State Financial Aid for Undergraduates

The state funds several scholarships and grants through the Tennessee Education Lottery Scholarship Program.

The Tennessee HOPE scholarship provides merit-based aid to recent high school graduates who attended approved Tennessee public or independent institutions. Students must have a score of 21 on the ACT (or 1060 SAT) or a 3.0 weighted high school grade-point average. Students must maintain a 2.75 college GPA to renew the HOPE scholarship for the first 48 credit-hours attempted and a 3.0 GPA to renew after 72 credit-hours attempted. The maximum annual award is $3,500 for freshmen and sophomores. The annual maximum award for juniors and seniors is $4,500.

HOPE scholars may qualify for supplemental awards, including the General Assembly Merit Scholarship and the need-based ASPIRE Award.

The General Assembly Merit Scholarship provides up to $1,500 per year if HOPE Scholars score at least 29 on the ACT Composite (or 1350 SAT) and earn a weighted high school GPA of 3.75.

The ASPIRE Award provides up to $1,500 per year if the adjusted gross income of HOPE Scholars, their parents, or spouses (if applicable) is less than $36,000, as measured by the federal IRS formula.

The HOPE Access Grant provides financial aid to students who earn a 2.75 weighted high school GPA, score at least an 18 on the ACT (or 940 on the SAT) and have an annual household income of $36,000 or less. While the HOPE Access Grant expires after one academic year, students can receive the HOPE scholarship if they maintain a 2.75 GPA for their first two semesters of college. The maximum award for the non-renewable grant is $2,500.

The Wilder-Naifeh Technical Skills Grant, also part of TELS Program, is available to Tennessee residents who attend one the state’s 27 colleges of applied technology.

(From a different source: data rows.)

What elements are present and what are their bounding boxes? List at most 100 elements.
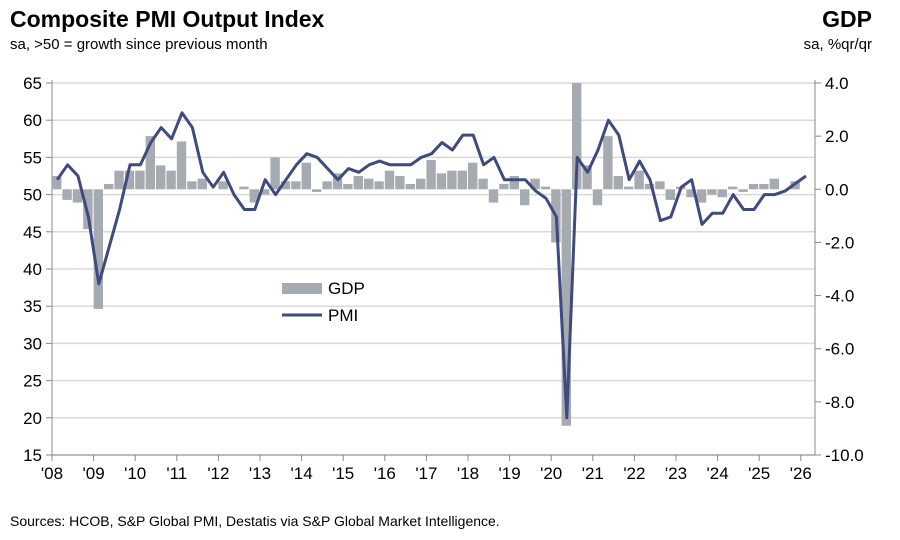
x-tick-label: '15 <box>332 464 354 483</box>
gdp-bar <box>520 189 530 206</box>
gdp-bar <box>332 173 343 190</box>
gdp-bar <box>603 136 613 190</box>
x-tick-label: '12 <box>207 464 229 483</box>
left-tick-label: 45 <box>23 223 42 242</box>
right-tick-label: -10.0 <box>825 446 864 465</box>
gdp-bar <box>405 183 415 190</box>
left-tick-label: 60 <box>23 111 42 130</box>
gdp-bar <box>72 189 83 203</box>
gdp-bar <box>738 189 748 192</box>
gdp-bar <box>197 178 207 190</box>
gdp-bar <box>218 181 228 190</box>
gdp-bar <box>135 170 145 190</box>
gdp-bar <box>436 173 447 190</box>
gdp-bar <box>395 176 405 190</box>
gdp-bar <box>93 189 103 309</box>
gdp-bar <box>384 170 395 190</box>
x-tick-label: '08 <box>41 464 63 483</box>
gdp-bar <box>613 176 623 190</box>
gdp-bar <box>62 189 72 200</box>
gdp-bar <box>530 178 540 190</box>
source-note: Sources: HCOB, S&P Global PMI, Destatis … <box>10 513 500 529</box>
gdp-bar <box>488 189 499 203</box>
x-tick-label: '21 <box>582 464 604 483</box>
left-tick-label: 40 <box>23 260 42 279</box>
legend-gdp-swatch <box>282 283 322 294</box>
right-tick-label: 0.0 <box>825 180 849 199</box>
x-tick-label: '13 <box>249 464 271 483</box>
gdp-bar <box>769 178 779 190</box>
gdp-bar <box>696 189 707 203</box>
gdp-bar <box>728 186 738 190</box>
gdp-bar <box>540 186 551 190</box>
gdp-bar <box>374 181 384 190</box>
gdp-bar <box>759 183 769 190</box>
x-tick-label: '25 <box>748 464 770 483</box>
legend-pmi-label: PMI <box>328 306 358 325</box>
gdp-bar <box>280 181 291 190</box>
gdp-bar <box>707 189 717 195</box>
right-tick-label: -8.0 <box>825 393 854 412</box>
gdp-bar <box>239 186 249 190</box>
gdp-bar <box>124 170 135 190</box>
gdp-bar <box>447 170 457 190</box>
gdp-bar <box>499 183 509 190</box>
gdp-bar <box>572 83 582 190</box>
left-tick-label: 25 <box>23 372 42 391</box>
gdp-bar <box>104 183 114 190</box>
right-tick-label: -2.0 <box>825 233 854 252</box>
gdp-bar <box>364 178 374 190</box>
chart-title: Composite PMI Output Index <box>10 6 325 32</box>
gdp-bar <box>592 189 603 206</box>
left-tick-label: 55 <box>23 148 42 167</box>
x-tick-label: '22 <box>623 464 645 483</box>
gdp-bar <box>176 141 187 190</box>
x-tick-label: '17 <box>415 464 437 483</box>
gdp-bar <box>416 178 426 190</box>
x-tick-label: '09 <box>83 464 105 483</box>
x-tick-label: '23 <box>665 464 687 483</box>
gdp-bar <box>717 189 727 198</box>
gdp-bar <box>312 189 322 192</box>
x-tick-label: '14 <box>291 464 313 483</box>
gdp-bar <box>582 165 592 190</box>
gdp-bar <box>665 189 675 200</box>
gdp-bar <box>561 189 571 426</box>
x-tick-label: '20 <box>540 464 562 483</box>
gdp-bar <box>156 165 166 190</box>
gdp-bar <box>260 189 270 195</box>
gdp-bar <box>644 183 655 190</box>
left-tick-label: 20 <box>23 409 42 428</box>
right-tick-label: -4.0 <box>825 287 854 306</box>
gdp-bar <box>270 157 280 190</box>
gdp-bar <box>52 176 62 190</box>
x-tick-label: '24 <box>707 464 729 483</box>
gdp-bar <box>249 189 259 203</box>
gdp-bar <box>686 189 696 198</box>
gdp-bar <box>322 181 332 190</box>
left-tick-label: 15 <box>23 446 42 465</box>
gdp-bar <box>478 178 488 190</box>
gdp-bar <box>291 181 301 190</box>
left-axis-subtitle: sa, >50 = growth since previous month <box>10 36 268 53</box>
x-tick-label: '19 <box>499 464 521 483</box>
gdp-bar <box>187 181 197 190</box>
gdp-bar <box>634 170 644 190</box>
left-tick-label: 50 <box>23 186 42 205</box>
gdp-bar <box>145 136 155 190</box>
right-axis-subtitle: sa, %qr/qr <box>803 36 872 53</box>
right-tick-label: 2.0 <box>825 127 849 146</box>
gdp-bar <box>426 160 436 190</box>
gdp-bar <box>343 183 353 190</box>
gdp-bar <box>166 170 176 190</box>
gdp-bar <box>301 162 311 190</box>
left-tick-label: 30 <box>23 334 42 353</box>
gdp-bar <box>114 170 124 190</box>
gdp-bar <box>748 183 759 190</box>
legend-gdp-label: GDP <box>328 279 365 298</box>
x-tick-label: '18 <box>457 464 479 483</box>
x-tick-label: '11 <box>166 464 187 483</box>
gdp-bar <box>624 186 634 190</box>
gdp-bar <box>457 170 467 190</box>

The state also manages two grant programs outside of the TELS framework. Tennessee graduates who qualify for the Federal Pell Grant and have an Expected Family Contribution (EFC) under $2,100 can receive additional aid through the Tennessee Student Assistance Award. Funding is limited and awarded on a first-come, first-serve basis.

The Tennessee Promise Scholarship is a last-dollar award, meaning the program covers the remaining portion of tuition and fees after deducting proceeds from for federal and state aid sources. Recipients may use the award to pursue certificates, technical diplomas, and associate degrees.


Postsecondary Feedback to High Schools

The Tennessee Higher Education Commission, in collaboration with ACT Inc., publishes annual Freshman Feedback Success reports. The reports provide information on recent high school graduates enrolled in college, subdivided by district, school, college, and postsecondary system. These reports, which are limited to outcomes from Tennessee’s ACT-tested public and private high school graduates, track college enrollment, first-year college GPA, average ACT courses, and median course loads.

The commission publishes an annual higher education fact book, which provides detailed information about higher education enrollment and persistence in the state.